JavaScript code standards use managed using ESLint. The ESLint rule configuration is managed within the package.json file. The below commands can be used to lint and format:

# Run code linting using ESLint
npm run lint

# Fix code where possible using ESLint
npm run fix

Development using Docker

This repository ships with a Docker Compose configuration intended for development purposes. It'll build a PHP image with all needed extensions installed and start up a MySQL server and a Node image watching the UI assets.

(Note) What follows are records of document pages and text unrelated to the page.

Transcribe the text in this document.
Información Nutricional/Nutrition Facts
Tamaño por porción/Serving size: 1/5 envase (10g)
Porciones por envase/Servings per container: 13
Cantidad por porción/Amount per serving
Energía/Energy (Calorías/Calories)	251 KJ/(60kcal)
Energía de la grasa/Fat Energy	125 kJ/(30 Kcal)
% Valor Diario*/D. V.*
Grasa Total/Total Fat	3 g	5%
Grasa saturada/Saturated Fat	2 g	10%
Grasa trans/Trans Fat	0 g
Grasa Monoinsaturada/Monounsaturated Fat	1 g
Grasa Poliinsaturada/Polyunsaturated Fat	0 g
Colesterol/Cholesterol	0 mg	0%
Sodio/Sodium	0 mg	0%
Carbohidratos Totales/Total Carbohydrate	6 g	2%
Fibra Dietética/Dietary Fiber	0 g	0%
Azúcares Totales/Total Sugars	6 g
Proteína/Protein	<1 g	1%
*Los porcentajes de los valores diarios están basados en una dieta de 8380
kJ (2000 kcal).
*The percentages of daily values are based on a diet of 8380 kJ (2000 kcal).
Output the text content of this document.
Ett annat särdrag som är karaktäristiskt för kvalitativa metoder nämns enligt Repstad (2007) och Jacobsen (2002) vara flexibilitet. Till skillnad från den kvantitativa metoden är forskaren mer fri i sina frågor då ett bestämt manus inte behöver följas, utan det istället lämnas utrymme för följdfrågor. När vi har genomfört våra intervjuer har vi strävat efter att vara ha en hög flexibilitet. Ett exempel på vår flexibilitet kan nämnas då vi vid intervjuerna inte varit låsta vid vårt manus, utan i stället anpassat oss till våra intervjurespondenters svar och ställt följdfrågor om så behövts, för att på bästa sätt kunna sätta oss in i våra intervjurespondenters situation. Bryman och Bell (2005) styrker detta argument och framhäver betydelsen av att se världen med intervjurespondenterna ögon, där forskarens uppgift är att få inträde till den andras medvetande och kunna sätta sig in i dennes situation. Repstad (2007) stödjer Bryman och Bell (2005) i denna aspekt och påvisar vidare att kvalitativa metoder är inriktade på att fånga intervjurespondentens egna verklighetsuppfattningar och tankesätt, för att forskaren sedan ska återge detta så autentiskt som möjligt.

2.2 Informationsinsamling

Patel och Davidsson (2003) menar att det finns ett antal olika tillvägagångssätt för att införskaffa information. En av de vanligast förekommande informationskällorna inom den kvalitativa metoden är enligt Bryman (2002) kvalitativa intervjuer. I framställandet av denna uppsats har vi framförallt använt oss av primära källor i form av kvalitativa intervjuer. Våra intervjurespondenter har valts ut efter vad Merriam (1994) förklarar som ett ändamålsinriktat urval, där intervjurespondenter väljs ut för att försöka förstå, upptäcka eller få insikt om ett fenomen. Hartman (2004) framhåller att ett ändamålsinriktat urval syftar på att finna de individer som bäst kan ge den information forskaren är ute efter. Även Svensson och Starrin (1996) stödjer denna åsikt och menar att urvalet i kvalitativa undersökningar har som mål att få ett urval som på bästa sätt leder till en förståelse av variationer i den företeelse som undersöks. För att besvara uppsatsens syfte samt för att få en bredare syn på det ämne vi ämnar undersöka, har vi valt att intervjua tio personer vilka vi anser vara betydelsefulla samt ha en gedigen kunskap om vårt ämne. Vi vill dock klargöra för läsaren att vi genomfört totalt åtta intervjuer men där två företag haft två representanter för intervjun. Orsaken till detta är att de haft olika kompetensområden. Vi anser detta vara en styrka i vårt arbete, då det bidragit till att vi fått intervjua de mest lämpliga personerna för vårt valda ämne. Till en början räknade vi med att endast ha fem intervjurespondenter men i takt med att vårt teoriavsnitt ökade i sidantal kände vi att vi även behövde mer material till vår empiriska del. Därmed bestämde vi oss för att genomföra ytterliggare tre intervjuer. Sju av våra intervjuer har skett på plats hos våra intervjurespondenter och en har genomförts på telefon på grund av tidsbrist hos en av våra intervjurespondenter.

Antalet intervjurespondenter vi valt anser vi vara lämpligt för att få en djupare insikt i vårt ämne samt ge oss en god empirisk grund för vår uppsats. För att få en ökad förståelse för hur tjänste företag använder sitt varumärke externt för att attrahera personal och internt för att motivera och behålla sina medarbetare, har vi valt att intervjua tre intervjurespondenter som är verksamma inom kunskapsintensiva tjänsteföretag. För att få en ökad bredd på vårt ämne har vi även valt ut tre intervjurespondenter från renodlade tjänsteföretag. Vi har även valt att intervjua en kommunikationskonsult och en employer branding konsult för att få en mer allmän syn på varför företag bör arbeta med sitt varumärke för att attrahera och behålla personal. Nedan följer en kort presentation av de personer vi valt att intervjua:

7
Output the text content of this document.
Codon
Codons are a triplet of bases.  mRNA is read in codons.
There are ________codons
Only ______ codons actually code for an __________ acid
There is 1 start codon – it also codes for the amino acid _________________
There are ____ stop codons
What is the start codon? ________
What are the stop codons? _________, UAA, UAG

To get started, make sure you meet the following requirements:

  • Docker and Docker Compose are installed
  • Your user is part of the docker group

If all the conditions are met, you can proceed with the following steps:

  1. Copy .env.example to .env, change APP_KEY to a random 32 char string and set APP_ENV to local.
  2. Make sure port 8080 is unused or else change DEV_PORT to a free port on your host.
  3. Run chgrp -R docker storage. The development container will chown the storage, public/uploads and bootstrap/cache directories to the www-data user inside the container so BookStack can write to it. You need to change the group to your host's docker group here to not lose access to the storage directory.
  4. Run docker-compose up and wait until the image is built and all database migrations have been done.
  5. You can now login with [email protected] and password as password on localhost:8080 (or another port if specified).

If needed, You'll be able to run any artisan commands via docker-compose like so:

docker-compose run app php artisan list

The docker-compose setup runs an instance of MailHog and sets environment variables to redirect any BookStack-sent emails to MailHog. You can view this mail via the MailHog web interface on localhost:8025. You can change the port MailHog is accessible on by setting a DEV_MAIL_PORT environment variable.

Running tests

After starting the general development Docker, migrate & seed the testing database:

# This only needs to be done once
docker-compose run app php artisan migrate --database=mysql_testing
docker-compose run app php artisan db:seed --class=DummyContentSeeder --database=mysql_testing

Once the database has been migrated & seeded, you can run the tests like so:

docker-compose run app php vendor/bin/phpunit

Debugging

The docker-compose setup ships with Xdebug, which you can listen to on port 9090. NB : For some editors like Visual Studio Code, you might need to map your workspace folder to the /app folder within the docker container for this to work.